= Dawn Elliott =

American biomedical engineer

Dawn M. Elliott is an American biomedical engineer whose research concerns the biomechanics of connective tissue including the tendons, menisci, and intervertebral discs. She is a Blue and Gold Distinguished Professor of Biomedical Engineering at the University of Delaware, adjunct professor of orthopaedic surgery at the Perelman School of Medicine at the University of Pennsylvania, and the former president of the Biomedical Engineering Society.

==Education and career==
Elliott majored in mechanical engineering as an undergraduate at the University of Michigan, graduating in 1988. She earned a master's degree in engineering mechanics at the University of Cincinnati in 1995, and completed a PhD in biomedical engineering at Duke University in 1999.

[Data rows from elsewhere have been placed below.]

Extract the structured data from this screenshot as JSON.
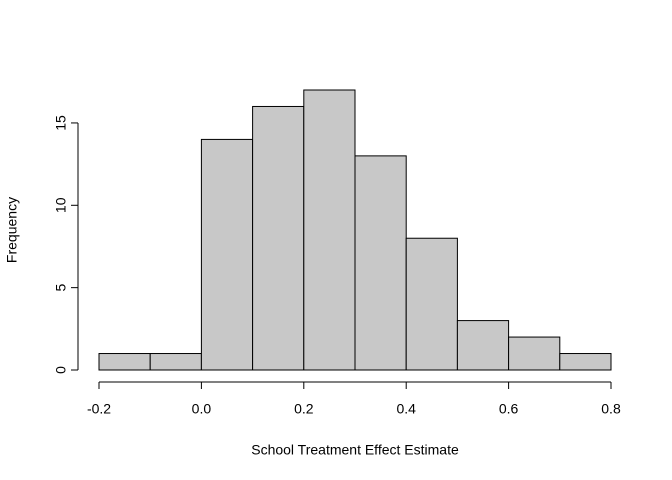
{
  "chart_data": {
    "type": "histogram",
    "xlabel": "School Treatment Effect Estimate",
    "ylabel": "Frequency",
    "bins": [
      -0.2,
      -0.1,
      0.0,
      0.1,
      0.2,
      0.3,
      0.4,
      0.5,
      0.6,
      0.7,
      0.8
    ],
    "values": [
      1,
      1,
      14,
      16,
      17,
      13,
      8,
      3,
      2,
      1
    ],
    "color": "#c8c8c8",
    "xlim": [
      -0.2,
      0.8
    ],
    "xticks": [
      -0.2,
      {
        "value": 0,
        "label": "0.0"
      },
      0.2,
      0.4,
      0.6,
      0.8
    ],
    "ylim": [
      0,
      17
    ],
    "yticks": [
      0,
      5,
      10,
      15
    ]
  }
}
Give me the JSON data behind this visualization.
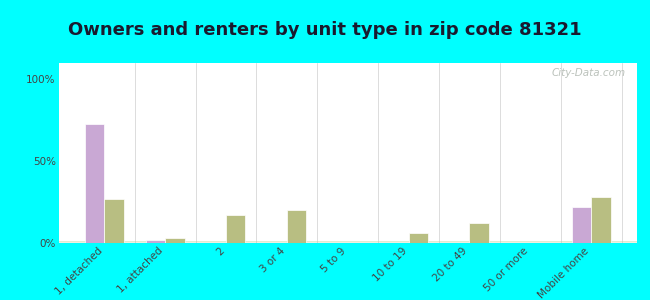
{
  "title": "Owners and renters by unit type in zip code 81321",
  "categories": [
    "1, detached",
    "1, attached",
    "2",
    "3 or 4",
    "5 to 9",
    "10 to 19",
    "20 to 49",
    "50 or more",
    "Mobile home"
  ],
  "owner_values": [
    73,
    2,
    0,
    0,
    0,
    0,
    0,
    0,
    22
  ],
  "renter_values": [
    27,
    3,
    17,
    20,
    0,
    6,
    12,
    0,
    28
  ],
  "owner_color": "#c9a8d4",
  "renter_color": "#b8be82",
  "background_color": "#00ffff",
  "ylabel_ticks": [
    "0%",
    "50%",
    "100%"
  ],
  "ytick_values": [
    0,
    50,
    100
  ],
  "ylim": [
    0,
    110
  ],
  "bar_width": 0.32,
  "title_fontsize": 13,
  "tick_fontsize": 7.5,
  "legend_fontsize": 9,
  "watermark": "City-Data.com",
  "title_color": "#1a1a2e",
  "tick_color": "#444444"
}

She was a professor of orthopaedic surgery and bioengineering at the University of Pennsylvania for 12 years, before joining the University of Delaware in 2011 as founding chair of the Department of Biomedical Engineering.

She was elected as president of the Biomedical Engineering Society in 2017, for the 2018–2020 term.

==Recognition==
Elliott was named as an ASME Fellow in 2012, and as a Fellow of the American Institute for Medical and Biological Engineering in 2013, "for outstanding contributions to the field of biomechanics, elucidating the mechanical factors that contribute to intervertebral disc degeneration".

In 2015 the American Society of Mechanical Engineers gave Elliott the Van C. Mow Medal. In 2019 she was named as the inaugural winner of the Adele L. Boskey, PhD Award of the Orthopaedic Research Society.